Follower Notices when the taxpayer is insolvent
HM Revenue & Customs have issued a statement relating to the processing of Follower Notices where the taxpayer is in a formal insolvency process. David Menzies, ICAS Director of Practice, looks at its implications.
HM Revenue & Customs (HMRC) have clarified their position in relation to issuing Follower Notices where an individual or a corporate taxpayer has been party to a scheme which HMRC believes constitutes a tax avoidance scheme against which there has been a judicial ruling and the taxpayer is subject to an insolvency process.
HMRC’s statement in full reads:
‘The Finance Act 2014 sections 199-218 provides HMRC with the power to issue a Follower Notice to taxpayers in circumstances where the taxpayer is:
- either subject to an enquiry into their tax return or claim: or
- has appealed against an assessment or amendment in relation to a tax advantage which it is claimed arises from certain arrangements; and
- the return, claim or appeal is made on the basis that a tax advantage arises from arrangements and
- there has been a judicial ruling which HMRC considers if applied to the tax payer’s arrangements would deny the tax advantage.
The Follower Notice gives the taxpayer 90 days within which to take corrective action – this can be achieved by amending the return or claim to remove the claimed tax advantage or by withdrawing the appeal and entering into an agreement with HMRC to settle. If the taxpayer does not take such corrective action within 90 days then they will become subject to a penalty, the penalty being up to 50% of the claimed tax advantage.
HMRC must issue a Follower Notice within 12 months of the judicial ruling, and in practice, this means that notices are issued in batches to all users who have used a particular scheme for whom HMRC consider it appropriate to issue a notice. Insolvency Practitioners have received such notices for taxpayers who are now in a formal insolvency process.
As mentioned above, the follower notice is intended to encourage the recipient to take corrective action otherwise they risk a significant penalty. In insolvency cases, this will not incentivise corrective action in the way intended by the legislation because:-
- The penalty will fall upon the insolvent estate which is held for the benefit of the insolvent’s creditors and not for the benefit of those who actually participated in or were responsible for the avoidance; and
- Those currently responsible for the affairs of the insolvent entity (the Officeholder) do not have first-hand knowledge of the insolvent’s affairs
Any penalty is therefore unlikely to ever be paid in an insolvency case and to the extent, it is, this that will dilute the distribution to other creditors rather than impact those who actually participated in the avoidance. HMRC will not, as a matter of course issue Follower Notices to either individual or corporate taxpayers who are in a formal insolvency process, unless there are reasons to do so.

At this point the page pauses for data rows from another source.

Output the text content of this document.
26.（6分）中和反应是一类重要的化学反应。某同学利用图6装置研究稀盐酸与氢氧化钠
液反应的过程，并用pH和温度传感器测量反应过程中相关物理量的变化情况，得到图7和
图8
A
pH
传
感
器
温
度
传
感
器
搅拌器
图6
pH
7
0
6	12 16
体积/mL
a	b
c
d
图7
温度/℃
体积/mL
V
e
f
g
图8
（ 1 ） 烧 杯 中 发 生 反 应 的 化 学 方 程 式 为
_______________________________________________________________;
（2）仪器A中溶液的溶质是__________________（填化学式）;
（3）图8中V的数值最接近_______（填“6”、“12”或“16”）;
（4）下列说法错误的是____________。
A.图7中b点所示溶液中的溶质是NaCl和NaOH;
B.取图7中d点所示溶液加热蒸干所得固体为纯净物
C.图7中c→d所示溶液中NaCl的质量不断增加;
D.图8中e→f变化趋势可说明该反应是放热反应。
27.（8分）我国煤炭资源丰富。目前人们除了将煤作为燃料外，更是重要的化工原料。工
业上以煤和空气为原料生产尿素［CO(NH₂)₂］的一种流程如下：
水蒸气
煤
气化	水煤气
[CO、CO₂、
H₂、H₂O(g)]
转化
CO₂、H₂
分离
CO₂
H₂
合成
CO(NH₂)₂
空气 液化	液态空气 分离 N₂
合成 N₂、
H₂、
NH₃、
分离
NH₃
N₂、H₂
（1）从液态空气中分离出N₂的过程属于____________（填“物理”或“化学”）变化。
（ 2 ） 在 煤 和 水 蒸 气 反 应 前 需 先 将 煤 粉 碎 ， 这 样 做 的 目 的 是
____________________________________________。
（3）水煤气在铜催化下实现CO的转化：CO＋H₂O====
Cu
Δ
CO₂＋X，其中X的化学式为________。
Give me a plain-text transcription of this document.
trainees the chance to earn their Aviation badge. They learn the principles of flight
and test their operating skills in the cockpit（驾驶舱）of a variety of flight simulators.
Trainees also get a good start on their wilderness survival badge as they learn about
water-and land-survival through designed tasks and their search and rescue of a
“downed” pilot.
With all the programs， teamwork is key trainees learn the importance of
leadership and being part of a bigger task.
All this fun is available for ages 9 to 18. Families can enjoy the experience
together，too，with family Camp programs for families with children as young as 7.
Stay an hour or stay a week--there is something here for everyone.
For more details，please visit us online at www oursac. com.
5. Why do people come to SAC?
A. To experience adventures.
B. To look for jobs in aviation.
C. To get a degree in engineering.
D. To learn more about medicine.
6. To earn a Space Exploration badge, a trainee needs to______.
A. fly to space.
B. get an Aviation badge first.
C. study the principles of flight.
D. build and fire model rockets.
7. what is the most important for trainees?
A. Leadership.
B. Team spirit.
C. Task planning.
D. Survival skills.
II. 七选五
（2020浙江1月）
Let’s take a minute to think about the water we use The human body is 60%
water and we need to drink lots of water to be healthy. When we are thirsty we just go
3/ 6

Where a practitioner has received such a notice, they should contact the Counter-Avoidance Insolvency team to discuss how to proceed. We expect instances where corrective action needs to be taken in Insolvency to be extremely rare. In the vast majority of cases, there will be an underlying tax charge which will be a provable debt in the insolvency. This includes any penalties that have arisen as a result of a follower notice issued prior to an insolvency.’
The approach to be adopted by HMRC going forward is a sensible and pragmatic approach and will ensure that creditors, who will already be out of pocket following the insolvency of the taxpayer, will not be further penalised by the taxpayer's behaviour.